Pour la deuxième année consécutive, la Mairie de Lisbonne (CML) a suspendu la célébration des Saints Populaires. Cependant, l’Initiative libérale (IL) a avancé avec son propre camp.

A la veille du parti, le candidat libéral à la Chambre de Lisbonne, Bruno Horta Soares, et le leader de l’IL, João Cotrim Figueiredo, ont annoncé sur Twitter qu’ils seraient « des saints différents », mais avaient trouvé « une solution. Demain, à 17h, au Largo Vitorino Damásio à Santos, pour la Liberté et pour que Lisboetas reprenne vie ». Puis vint la célébration puis diverses critiques des partis politiques et des commentateurs.

La Direction générale de la santé (DGS) a-t-elle autorisé le parti ?

L’événement a été annoncé comme étant « politique » à environ un millier de personnes, et toutes les activités au-delà du rassemblement ont eu une opinion négative de la DGS.

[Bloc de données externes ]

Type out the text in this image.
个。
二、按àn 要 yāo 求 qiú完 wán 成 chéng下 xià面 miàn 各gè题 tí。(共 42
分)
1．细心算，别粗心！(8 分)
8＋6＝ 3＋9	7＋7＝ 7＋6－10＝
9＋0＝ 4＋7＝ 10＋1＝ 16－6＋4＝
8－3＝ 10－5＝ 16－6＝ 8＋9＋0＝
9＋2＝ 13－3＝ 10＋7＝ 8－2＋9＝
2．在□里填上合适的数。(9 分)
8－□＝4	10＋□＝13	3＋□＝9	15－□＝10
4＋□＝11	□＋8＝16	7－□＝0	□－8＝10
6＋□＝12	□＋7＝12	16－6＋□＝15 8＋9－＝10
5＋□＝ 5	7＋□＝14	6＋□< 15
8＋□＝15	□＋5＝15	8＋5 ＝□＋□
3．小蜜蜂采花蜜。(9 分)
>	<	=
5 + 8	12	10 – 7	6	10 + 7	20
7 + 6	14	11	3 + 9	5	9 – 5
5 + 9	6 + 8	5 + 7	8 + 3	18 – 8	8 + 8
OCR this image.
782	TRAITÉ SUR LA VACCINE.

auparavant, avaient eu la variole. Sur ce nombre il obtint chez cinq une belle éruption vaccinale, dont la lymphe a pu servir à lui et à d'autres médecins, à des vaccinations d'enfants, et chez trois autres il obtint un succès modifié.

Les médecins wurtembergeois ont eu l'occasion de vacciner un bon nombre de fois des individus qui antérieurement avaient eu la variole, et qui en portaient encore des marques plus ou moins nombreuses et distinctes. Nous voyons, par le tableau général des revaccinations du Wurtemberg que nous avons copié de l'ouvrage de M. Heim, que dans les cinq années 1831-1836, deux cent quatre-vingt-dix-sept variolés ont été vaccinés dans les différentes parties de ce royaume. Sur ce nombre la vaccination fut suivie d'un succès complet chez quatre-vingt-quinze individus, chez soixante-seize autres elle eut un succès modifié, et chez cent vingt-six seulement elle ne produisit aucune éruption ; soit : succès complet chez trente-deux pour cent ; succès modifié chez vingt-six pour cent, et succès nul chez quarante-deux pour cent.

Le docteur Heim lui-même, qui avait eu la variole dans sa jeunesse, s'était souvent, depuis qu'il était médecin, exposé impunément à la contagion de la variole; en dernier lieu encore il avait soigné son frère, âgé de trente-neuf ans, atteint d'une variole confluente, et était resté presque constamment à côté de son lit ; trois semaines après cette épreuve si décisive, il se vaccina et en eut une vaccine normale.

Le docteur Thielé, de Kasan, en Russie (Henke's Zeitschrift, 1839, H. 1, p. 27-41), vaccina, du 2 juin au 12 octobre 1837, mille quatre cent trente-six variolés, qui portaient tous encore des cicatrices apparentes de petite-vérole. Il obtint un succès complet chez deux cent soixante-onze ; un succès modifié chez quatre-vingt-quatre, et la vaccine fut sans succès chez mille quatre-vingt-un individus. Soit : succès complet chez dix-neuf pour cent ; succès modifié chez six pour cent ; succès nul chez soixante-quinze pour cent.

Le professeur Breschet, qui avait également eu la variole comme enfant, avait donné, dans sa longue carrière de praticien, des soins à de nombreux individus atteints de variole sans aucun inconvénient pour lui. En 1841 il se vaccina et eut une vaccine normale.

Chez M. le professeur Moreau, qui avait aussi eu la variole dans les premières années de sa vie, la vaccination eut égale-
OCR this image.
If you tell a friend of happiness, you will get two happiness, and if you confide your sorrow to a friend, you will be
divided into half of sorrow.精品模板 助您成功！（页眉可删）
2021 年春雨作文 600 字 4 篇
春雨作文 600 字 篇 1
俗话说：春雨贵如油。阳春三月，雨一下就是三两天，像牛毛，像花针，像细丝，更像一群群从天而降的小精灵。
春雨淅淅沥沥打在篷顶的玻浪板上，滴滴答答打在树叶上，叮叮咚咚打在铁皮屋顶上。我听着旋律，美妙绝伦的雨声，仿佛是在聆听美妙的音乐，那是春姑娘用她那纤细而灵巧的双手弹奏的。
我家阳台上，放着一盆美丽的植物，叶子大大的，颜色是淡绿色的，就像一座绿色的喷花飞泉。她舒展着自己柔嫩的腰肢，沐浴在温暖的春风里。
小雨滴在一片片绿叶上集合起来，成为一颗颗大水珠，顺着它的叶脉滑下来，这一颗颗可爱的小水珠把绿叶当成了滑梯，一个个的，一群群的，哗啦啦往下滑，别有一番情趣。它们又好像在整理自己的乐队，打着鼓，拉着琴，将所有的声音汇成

Le 12 juin, jour de la fête, le délégué régional à la santé de Lisbonne et de Vale do Tejo, António Carlos da Silva, a déclaré être, dans un avis auquel Lusa avait accès, « défavorable par rapport à toutes les activités qui vont au-delà le rassemblement politique susmentionné », défendant que « conformément au principe de précaution en matière de santé publique, et en raison de la situation épidémiologique actuelle dans la ville de Lisbonne, il ne devrait pas se produire et être reporté ».

Qu’a dit la Police de sécurité publique (PSP) ?

Le jour même de la publication de l’avis de la DGS, la PSP a considéré que le camp était un événement de parti politique et qu’IL était chargé de veiller au respect des règles en vigueur au vu de la situation pandémique actuelle.

Comment était la fête?

En plus des 20 stands non recommandés par la DGS, il était possible de tirer avec un arc et des flèches, et dans au moins un de ces endroits la cible était un mannequin sans poignée vêtu d’un t-shirt Che Guevara. Par la suite, le modèle a gagné le visage de Pedro Nuno Santos, ministre des Infrastructures et du Logement, parmi d’autres personnalités gouvernementales et politiques.

Qu’ont dit les libéraux lors de l’événement?

Pendant la fête, João Cotrim Figueiredo a laissé un message à ceux qui pensaient qu’il n’était pas possible d’organiser la foire. « A ceux qui disaient qu’il n’y avait pas de conditions pour célébrer les saints dans la sécurité et la joie, nous avons prouvé le contraire et nous y voilà », a déclaré le leader libéral.

À son tour, Bruno Horta Soares a déclaré : « Nous ne voulions pas organiser ce festival pour la fête et pour la joie, nous voulions montrer que ce n’était pas le moment de la joie, mais de l’espoir pour Lisbonne. C’est le camp où l’on prouve que rien n’est impossible. Seuls ceux qui ne partent pas à leur recherche ne trouvent pas de solutions, Monsieur Medina ».

Qu’a dit le maire de Lisbonne à propos de l’événement ?

Après les sardines et la fusillade, place aux critiques. Dimanche 13 juin, le maire de Lisbonne a défendu que la fête promue par IL était « un usage modifié » de la loi de protestation et qu’elle contrastait avec le « comportement exemplaire » des Lisboètes.

« Concernant ce que nous avons vu de l’Initiative libérale, c’est un usage modifié de ce que prévoit la loi, c’est-à-dire la liberté de manifestation, qui a été utilisé comme vu par un parti politique qui a agi dans l’exception et contrairement à ce que nous avons vu tous sur la ville », a déclaré Fernando Medina.

Comment ont réagi les partis représentés au Parlement ?

Le même jour, le président du Parti social-démocrate (PSD) a accusé IL d’avoir fait pire que le PCP, en organisant un rassemblement après avoir critiqué la Festa do Avante. « Comment est-il possible qu’IL ait critiqué le PCP et fasse maintenant encore pire que les communistes », a demandé Rui Rio sur Twitter.

Au CDS-PP, le leader du parti a souligné « que le libéralisme d’IL rime avec déni et que, contrairement à ce que l’on pensait, IL et le PCP ont bien plus en commun qu’on ne pourrait le supposer à première vue ».

A gauche, le Bloc de gauche a critiqué le jeu du tir à la cible et le PCP s’est détourné des commentaires sur le camp libéral.